The 12-time gold medallist reiterated his view that a stranger pointed a gun at him and demanded money to let him leave. Lochte had called it a robbery; Brazilian police said he and three other swimmers vandalized a gas station bathroom and were confronted by armed security guards.

“I accept responsibility for my role in this happening and have learned some valuable lessons,” Lochte said.

Two of the other swimmers, Gunnar Bentz and Jack Conger, were on their way home Friday after being held in the country to testify. The fourth swimmer, Jimmy Feigen, made a deal with a Brazil judge to make a $10,800 payment and be allowed to leave the country later Friday, his lawyer said.

Rio Olympics Lochte Robbery

In this image made from video, U.S. Olympic swimmers Gunnar Bentz and Jack Conger walk in the departure area after checking into their flight at the airport in Rio de Janeiro, Brazil, Thursday. (Associated Press)

“We accept and appreciate his apology,” said Mario Andrada, spokesman for the local organizers of the Rio Games.
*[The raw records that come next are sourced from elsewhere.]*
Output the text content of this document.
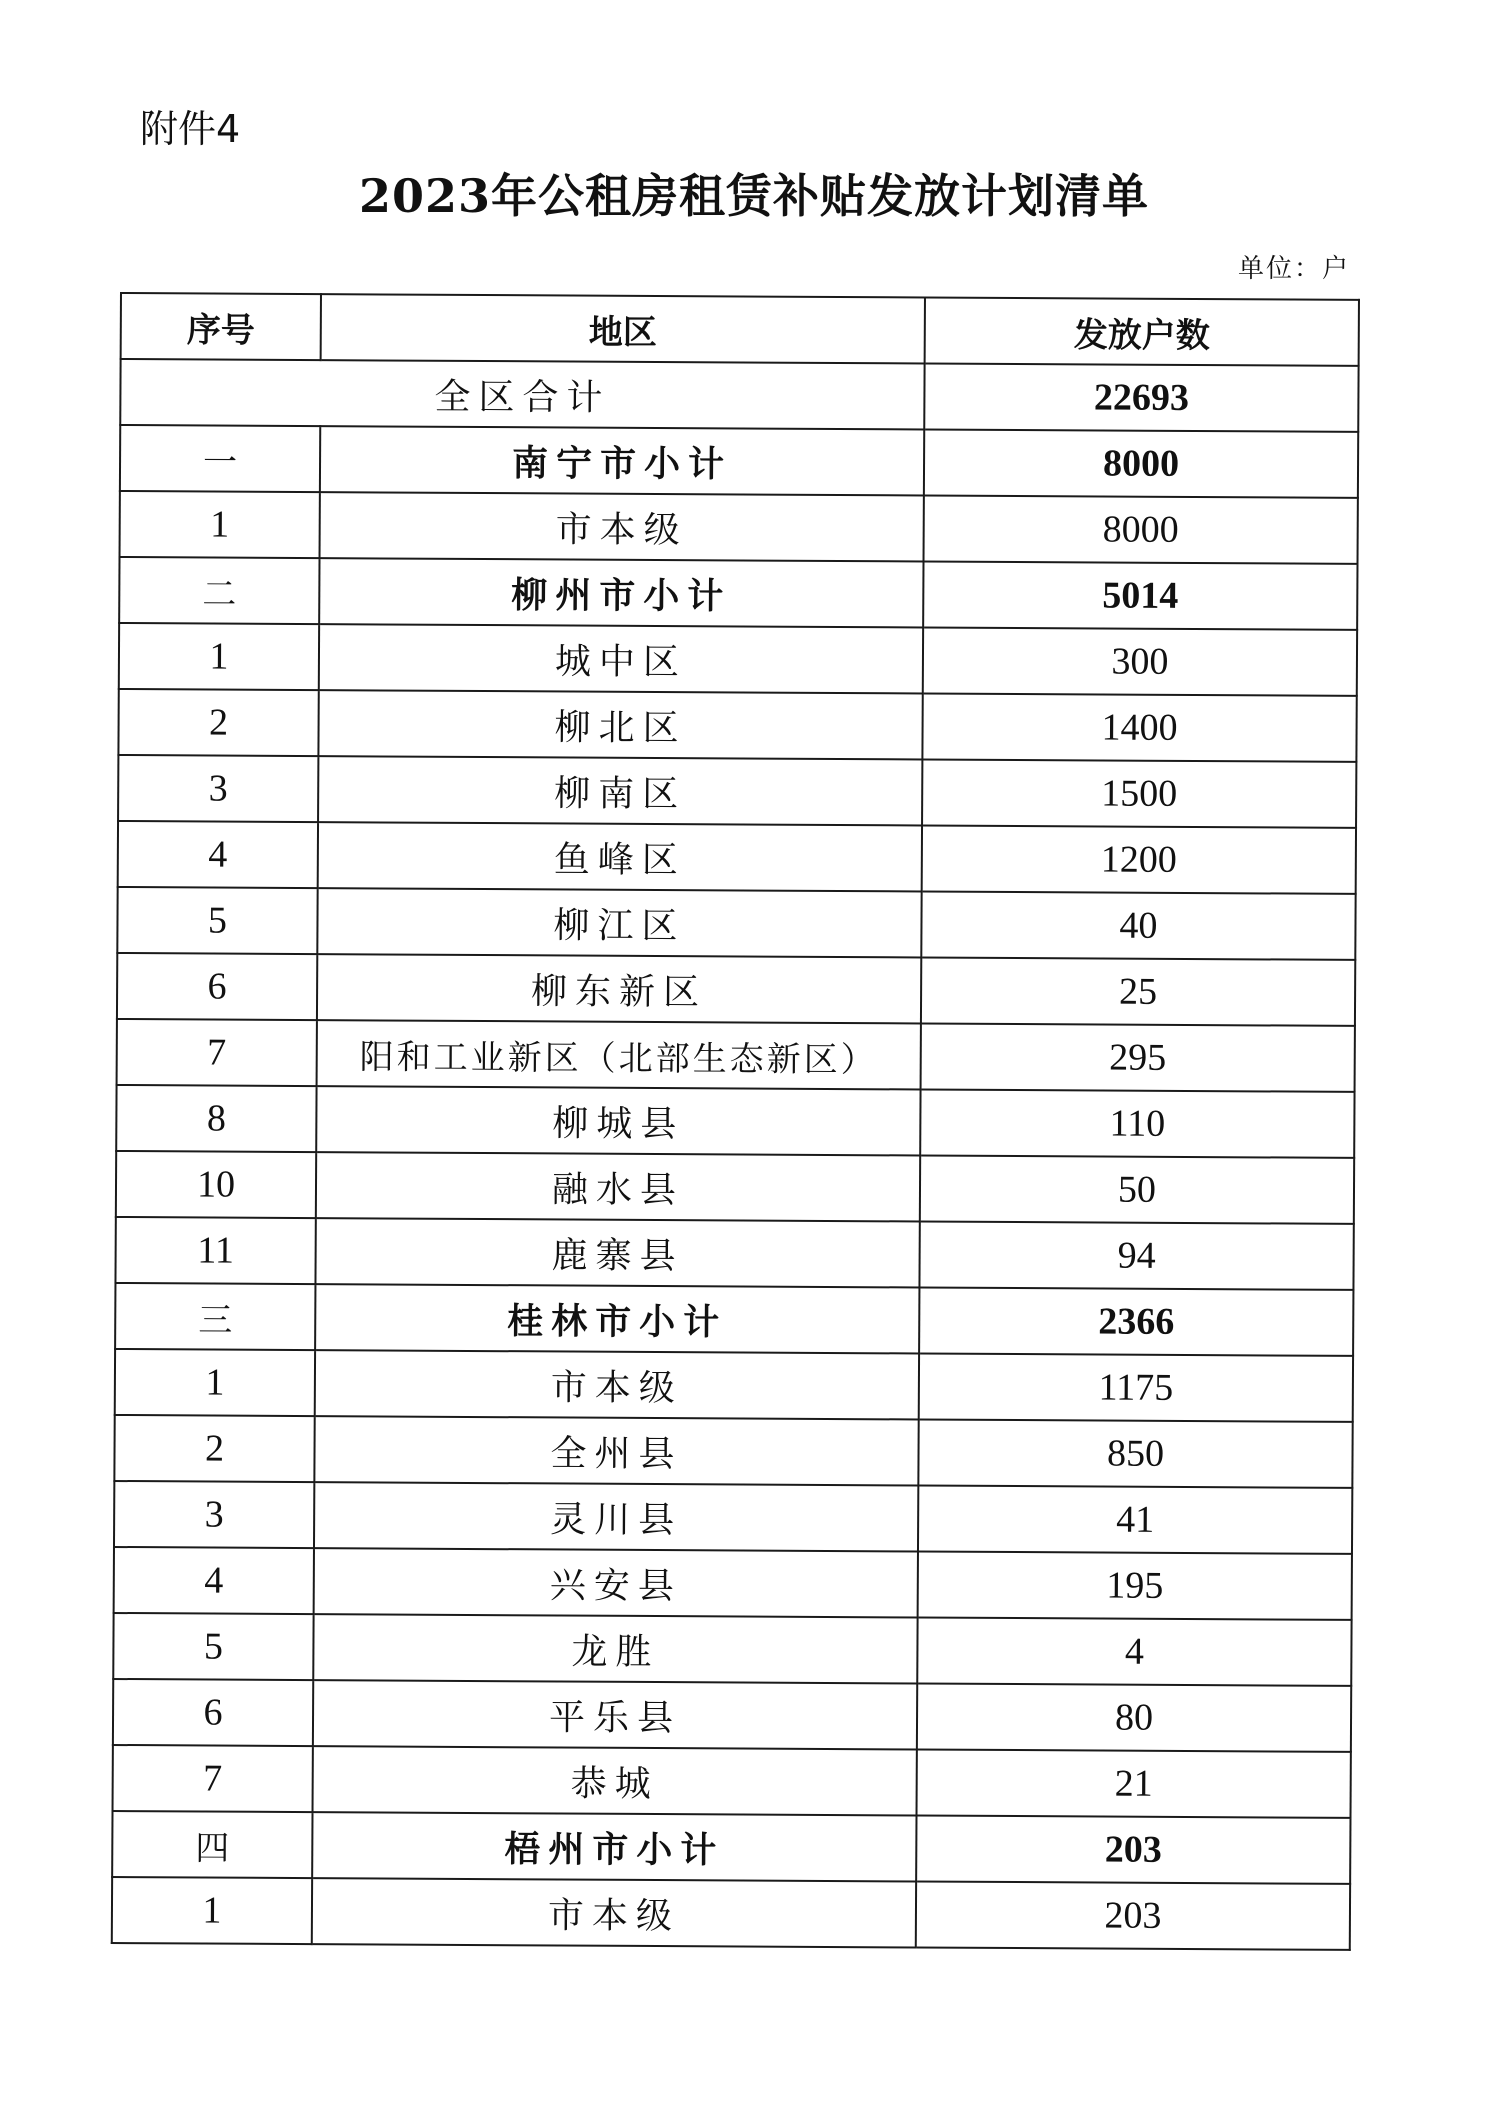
附件4
2023年公租房租赁补贴发放计划清单
单位：户
序号	地区	发放户数
全区合计		22693
一	南宁市小计	8000
1	市本级	8000
二	柳州市小计	5014
1	城中区	300
2	柳北区	1400
3	柳南区	1500
4	鱼峰区	1200
5	柳江区	40
6	柳东新区	25
7	阳和工业新区（北部生态新区）	295
8	柳城县	110
10	融水县	50
11	鹿寨县	94
三	桂林市小计	2366
1	市本级	1175
2	全州县	850
3	灵川县	41
4	兴安县	195
5	龙胜	4
6	平乐县	80
7	恭城	21
四	梧州市小计	203
1	市本级	203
The drama surrounding the alleged robbery — and the ever-changing descriptions of it by the swimmers — has shocked and deeply angered Brazilians, who said it cast a false negative shadow on their city and their Olympics at a time the country is eager to prove it can host the games safely. The story also dominated Olympic headlines, overshadowing the worthy accomplishments of athletes who trained for years just to get to Rio and set records during their performances. The saga was an enormous embarrassment for the U.S. Olympic team, which has dominated in the medal count.
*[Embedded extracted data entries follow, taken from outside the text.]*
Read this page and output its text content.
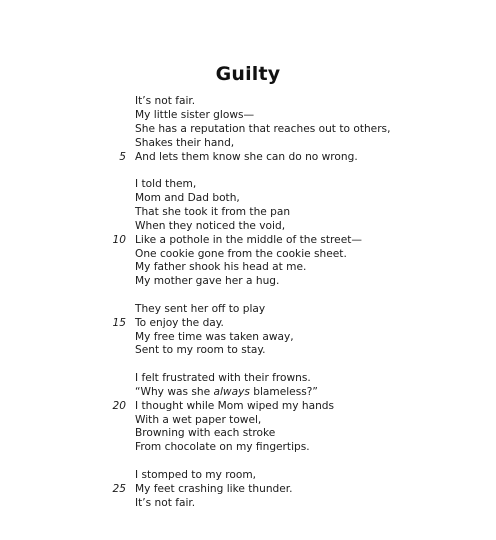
Guilty
It’s not fair.
My little sister glows—
She has a reputation that reaches out to others,
Shakes their hand,
5 And lets them know she can do no wrong.
I told them,
Mom and Dad both,
That she took it from the pan
When they noticed the void,
10 Like a pothole in the middle of the street—
One cookie gone from the cookie sheet.
My father shook his head at me.
My mother gave her a hug.
They sent her off to play
15 To enjoy the day.
My free time was taken away,
Sent to my room to stay.
I felt frustrated with their frowns.
“Why was she always blameless?”
20 I thought while Mom wiped my hands
With a wet paper towel,
Browning with each stroke
From chocolate on my fingertips.
I stomped to my room,
25 My feet crashing like thunder.
It’s not fair.
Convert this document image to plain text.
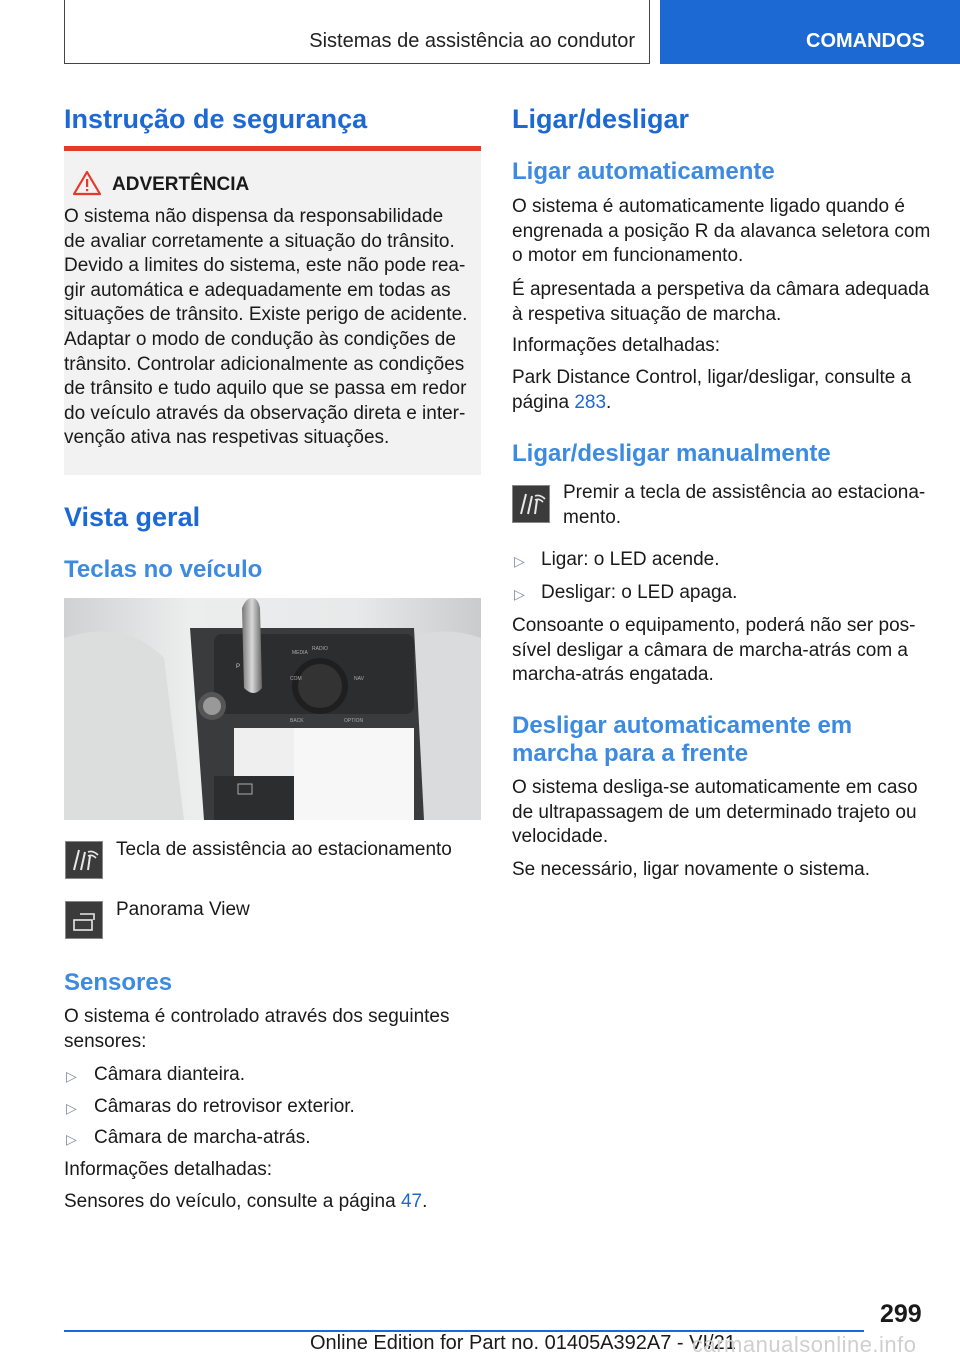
Sistemas de assistência ao condutor	COMANDOS
Instrução de segurança
ADVERTÊNCIA
O sistema não dispensa da responsabilidade
de avaliar corretamente a situação do trânsito.
Devido a limites do sistema, este não pode rea-
gir automática e adequadamente em todas as
situações de trânsito. Existe perigo de acidente.
Adaptar o modo de condução às condições de
trânsito. Controlar adicionalmente as condições
de trânsito e tudo aquilo que se passa em redor
do veículo através da observação direta e inter-
venção ativa nas respetivas situações.
Vista geral
Teclas no veículo
MEDIA
RADIO
COM	NAV
BACK	OPTION
P
Tecla de assistência ao estacionamento
Panorama View
Sensores
O sistema é controlado através dos seguintes
sensores:
▷ Câmara dianteira.
▷ Câmaras do retrovisor exterior.
▷ Câmara de marcha-atrás.
Informações detalhadas:
Sensores do veículo, consulte a página 47.
Ligar/desligar
Ligar automaticamente
O sistema é automaticamente ligado quando é
engrenada a posição R da alavanca seletora com
o motor em funcionamento.
É apresentada a perspetiva da câmara adequada
à respetiva situação de marcha.
Informações detalhadas:
Park Distance Control, ligar/desligar, consulte a
página 283.
Ligar/desligar manualmente
Premir a tecla de assistência ao estaciona-
mento.
▷ Ligar: o LED acende.
▷ Desligar: o LED apaga.
Consoante o equipamento, poderá não ser pos-
sível desligar a câmara de marcha-atrás com a
marcha-atrás engatada.
Desligar automaticamente em
marcha para a frente
O sistema desliga-se automaticamente em caso
de ultrapassagem de um determinado trajeto ou
velocidade.
Se necessário, ligar novamente o sistema.
299
Online Edition for Part no. 01405A392A7 - VI/21
carmanualsonline.info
The rapid-fire developments early Friday came hours after police announced that Lochte and three of his teammates had not been held at gunpoint after a night of partying, as Lochte claimed. Instead, Brazilian police said the men, while intoxicated, vandalized a gas station bathroom and were questioned by armed guards before they paid for the damage and left.
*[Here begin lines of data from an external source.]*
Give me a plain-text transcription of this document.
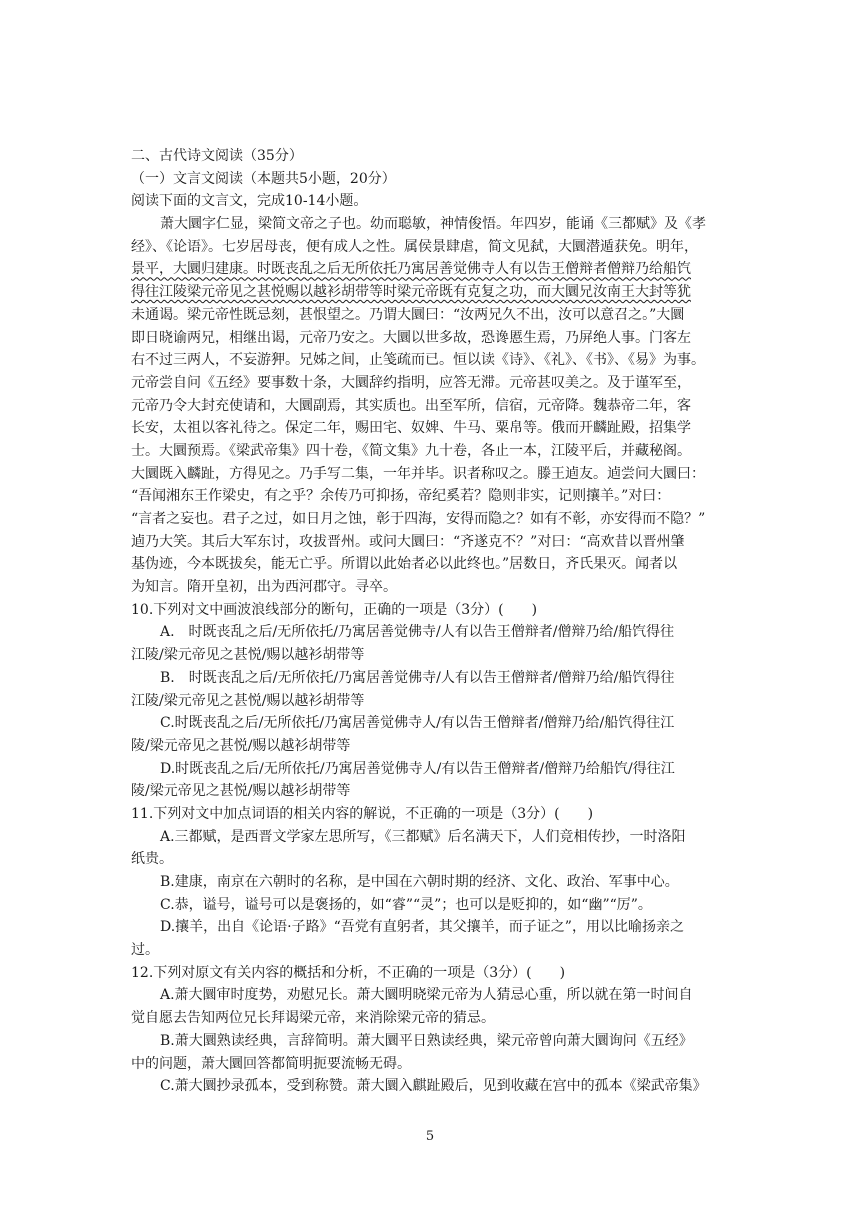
二、古代诗文阅读（35分）
（一）文言文阅读（本题共5小题，20分）
阅读下面的文言文，完成10-14小题。
萧大圜字仁显，梁简文帝之子也。幼而聪敏，神情俊悟。年四岁，能诵《三都赋》及《孝
经》、《论语》。七岁居母丧，便有成人之性。属侯景肆虐，简文见弑，大圜潜遁获免。明年，
景平，大圜归建康。时既丧乱之后无所依托乃寓居善觉佛寺人有以告王僧辩者僧辩乃给船饩
得往江陵梁元帝见之甚悦赐以越衫胡带等时梁元帝既有克复之功，而大圜兄汝南王大封等犹
未通谒。梁元帝性既忌刻，甚恨望之。乃谓大圜曰：“汝两兄久不出，汝可以意召之。”大圜
即日晓谕两兄，相继出谒，元帝乃安之。大圜以世多故，恐谗慝生焉，乃屏绝人事。门客左
右不过三两人，不妄游狎。兄姊之间，止笺疏而已。恒以读《诗》、《礼》、《书》、《易》为事。
元帝尝自问《五经》要事数十条，大圜辞约指明，应答无滞。元帝甚叹美之。及于谨军至，
元帝乃令大封充使请和，大圜副焉，其实质也。出至军所，信宿，元帝降。魏恭帝二年，客
长安，太祖以客礼待之。保定二年，赐田宅、奴婢、牛马、粟帛等。俄而开麟趾殿，招集学
士。大圜预焉。《梁武帝集》四十卷，《简文集》九十卷，各止一本，江陵平后，并藏秘阁。
大圜既入麟趾，方得见之。乃手写二集，一年并毕。识者称叹之。滕王逌友。逌尝问大圜曰：
“吾闻湘东王作梁史，有之乎？余传乃可抑扬，帝纪奚若？隐则非实，记则攘羊。”对曰：
“言者之妄也。君子之过，如日月之蚀，彰于四海，安得而隐之？如有不彰，亦安得而不隐？”
逌乃大笑。其后大军东讨，攻拔晋州。或问大圜曰：“齐遂克不？”对曰：“高欢昔以晋州肇
基伪迹，今本既拔矣，能无亡乎。所谓以此始者必以此终也。”居数日，齐氏果灭。闻者以
为知言。隋开皇初，出为西河郡守。寻卒。
10.下列对文中画波浪线部分的断句，正确的一项是（3分）(　　)
A.　时既丧乱之后/无所依托/乃寓居善觉佛寺/人有以告王僧辩者/僧辩乃给/船饩得往
江陵/梁元帝见之甚悦/赐以越衫胡带等
B.　时既丧乱之后/无所依托/乃寓居善觉佛寺/人有以告王僧辩者/僧辩乃给/船饩得往
江陵/梁元帝见之甚悦/赐以越衫胡带等
C.时既丧乱之后/无所依托/乃寓居善觉佛寺人/有以告王僧辩者/僧辩乃给/船饩得往江
陵/梁元帝见之甚悦/赐以越衫胡带等
D.时既丧乱之后/无所依托/乃寓居善觉佛寺人/有以告王僧辩者/僧辩乃给船饩/得往江
陵/梁元帝见之甚悦/赐以越衫胡带等
11.下列对文中加点词语的相关内容的解说，不正确的一项是（3分）(　　)
A.三都赋，是西晋文学家左思所写，《三都赋》后名满天下，人们竞相传抄，一时洛阳
纸贵。
B.建康，南京在六朝时的名称，是中国在六朝时期的经济、文化、政治、军事中心。
C.恭，谥号，谥号可以是褒扬的，如“睿”“灵”；也可以是贬抑的，如“幽”“厉”。
D.攘羊，出自《论语·子路》“吾党有直躬者，其父攘羊，而子证之”，用以比喻扬亲之
过。
12.下列对原文有关内容的概括和分析，不正确的一项是（3分）(　　)
A.萧大圜审时度势，劝慰兄长。萧大圜明晓梁元帝为人猜忌心重，所以就在第一时间自
觉自愿去告知两位兄长拜谒梁元帝，来消除梁元帝的猜忌。
B.萧大圜熟读经典，言辞简明。萧大圜平日熟读经典，梁元帝曾向萧大圜询问《五经》
中的问题，萧大圜回答都简明扼要流畅无碍。
C.萧大圜抄录孤本，受到称赞。萧大圜入麒趾殿后，见到收藏在宫中的孤本《梁武帝集》
5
“No robbery was committed against these athletes. They were not victims of the crimes they claimed,” Civil Police Chief Fernando Veloso told a news conference.

As Bentz and Conger, were whisked through airport security and onto a plane home Thursday night, their attorney insisted they had nothing to do with Lochte’s story. Lochte himself left the country earlier this week.

Bentz and Conger “were heard only as witnesses. This has to be made very, very clear,” lawyer Sergio Riera told The Associated Press. “They did not make any untruthful testimony. They did not lie in their statements.”

A lawyer for another swimmer, James Feigen, said early Friday that the athlete reached an agreement with a judge in which he planned to donate 35,000 Brazilian reals ($10,800 US) to an “institution” and leave the country later in the day.

US Swim Trials

Jimmy Feigen, seen here at the U.S. swimming trials in June 2012, will donate the equivalent of $10,800 US to charity and leave Brazil Friday, his lawyer said. (Mark J. Terrill/Associated Press)

Attorney Breno Melaragno said under the agreement, Feigen will make the donation, get his passport back and depart.

Melaragno did not specify where the money will go, but his use of the term “institution” can be taken to mean a charity. He said that under Brazilian law, a donation can be made to avoid criminal prosecution for minor offences, but did not say what charge was being contemplated.

Though police appear mostly finished with their probe, the case may be far from settled. Police have said authorities are considering charges of falsely reporting a crime and destruction of property, both of which can carry up to six months in jail or a fine.

Lochte’s attorney, Jeff Ostrow, has insisted the story wasn’t made up and told the New York Times the surveillance video corroborated the “primary elements” of Lochte’s version of events.

“There was a uniformed person with a gun who forced them to hand over their money,” Ostrow told the newspaper.